I tested the simple code change you have in this PR @DavidWittman, and was able to confirm that it fixes the issue. It forces foo-foo-mq to reconnect to RabbitMQ and start consuming from the queue again. Unfortunately the error is hard to reproduce as you pointed out, and I didn't bother trying to reproduce in a dev environment. Instead, I just deployed the change to our live environment and waited for the error to happen again (it happens every couple days in one of our services that constantly receives 3k messages per second or more).

@zlintz Any chance this PR could be merged so that we don't have to use our own fork of foo-foo-mq? Do you have any concerns with this change?

[zlintz]

I don't think I have concerns based on the change. If you/others are confident in the change as well I don't see this as an issue and I will get it added. It does need to follow the conventional commits though https://github.com/Foo-Foo-MQ/foo-foo-mq/blob/master/HOW_TO_CONTRIBUTE.md

Maybe just rebase your branch and use npm run commit.
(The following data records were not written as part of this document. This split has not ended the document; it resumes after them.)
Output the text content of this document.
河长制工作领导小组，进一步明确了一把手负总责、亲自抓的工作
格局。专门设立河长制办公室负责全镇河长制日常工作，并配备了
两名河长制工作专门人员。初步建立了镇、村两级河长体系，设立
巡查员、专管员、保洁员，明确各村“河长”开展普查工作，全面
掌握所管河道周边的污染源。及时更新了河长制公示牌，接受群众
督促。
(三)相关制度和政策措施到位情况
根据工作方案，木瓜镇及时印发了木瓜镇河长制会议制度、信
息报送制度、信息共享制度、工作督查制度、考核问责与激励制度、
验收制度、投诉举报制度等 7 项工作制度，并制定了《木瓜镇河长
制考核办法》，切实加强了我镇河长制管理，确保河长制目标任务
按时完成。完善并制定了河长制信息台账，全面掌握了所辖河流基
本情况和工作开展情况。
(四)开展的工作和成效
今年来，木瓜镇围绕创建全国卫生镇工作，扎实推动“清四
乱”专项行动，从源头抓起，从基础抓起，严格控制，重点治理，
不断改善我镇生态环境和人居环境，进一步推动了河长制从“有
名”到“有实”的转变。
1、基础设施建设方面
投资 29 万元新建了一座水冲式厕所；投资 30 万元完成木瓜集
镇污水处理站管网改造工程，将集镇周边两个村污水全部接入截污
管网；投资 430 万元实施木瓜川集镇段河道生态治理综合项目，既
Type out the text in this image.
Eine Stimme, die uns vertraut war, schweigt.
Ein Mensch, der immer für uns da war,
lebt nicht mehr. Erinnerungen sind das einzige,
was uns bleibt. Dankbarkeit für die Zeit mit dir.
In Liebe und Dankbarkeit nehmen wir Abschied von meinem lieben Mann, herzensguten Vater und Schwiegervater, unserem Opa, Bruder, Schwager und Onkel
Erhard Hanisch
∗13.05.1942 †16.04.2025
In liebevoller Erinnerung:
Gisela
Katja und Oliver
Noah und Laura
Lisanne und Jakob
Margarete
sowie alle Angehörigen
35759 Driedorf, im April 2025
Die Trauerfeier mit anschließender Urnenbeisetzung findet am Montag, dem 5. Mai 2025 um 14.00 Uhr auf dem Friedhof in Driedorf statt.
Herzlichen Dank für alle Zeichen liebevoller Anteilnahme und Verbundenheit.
This should help

[DavidWittman]

I rebased and switched to conventional commit logs, but npm run commit wasn't working for me because my changes were already staged/committed. Hopefully that's not a problem.

[DavidWittman]

@zlintz nudge :)

[zlintz]

@DavidWittman seems like this is breaking tests. Unfortunately I am going to have revert this for the moment until it can pass the tests.

Please see https://github.com/Foo-Foo-MQ/foo-foo-mq/actions/runs/7660491629/job/20877897843 I may try to dig into why as well.

[zlintz]

@DavidWittman @doubliez I think I am approaching the answer. It looks like the this.handle("failed"); is the problem. The code will already handle the "failed" as a result of the this.transition("failed");

For more context if you look here https://github.com/Foo-Foo-MQ/foo-foo-mq/blob/main/src/connectionFsm.js#L192 during the state transition _replay is called which in turn does the this.handle

So what appears to be the problem relative to the tests was multiple #.connection.failed events were getting emitted when only one was necessary.

For anyone curious to try this out put a .only on the mocha tests in badConnection.spec.js and addPassiveQueue.spec.js then put back in the commented out code here https://github.com/Foo-Foo-MQ/foo-foo-mq/blob/main/src/connectionFsm.js#L71-L75 and run the tests. They will fail. But if you remove the this.handle('failed'); the tests will pass.

What I could use confirmation from you all is any additional context of why the this.handle('failed'); was added as part of this PR. Were you not getting the event to listen to just off of the transition?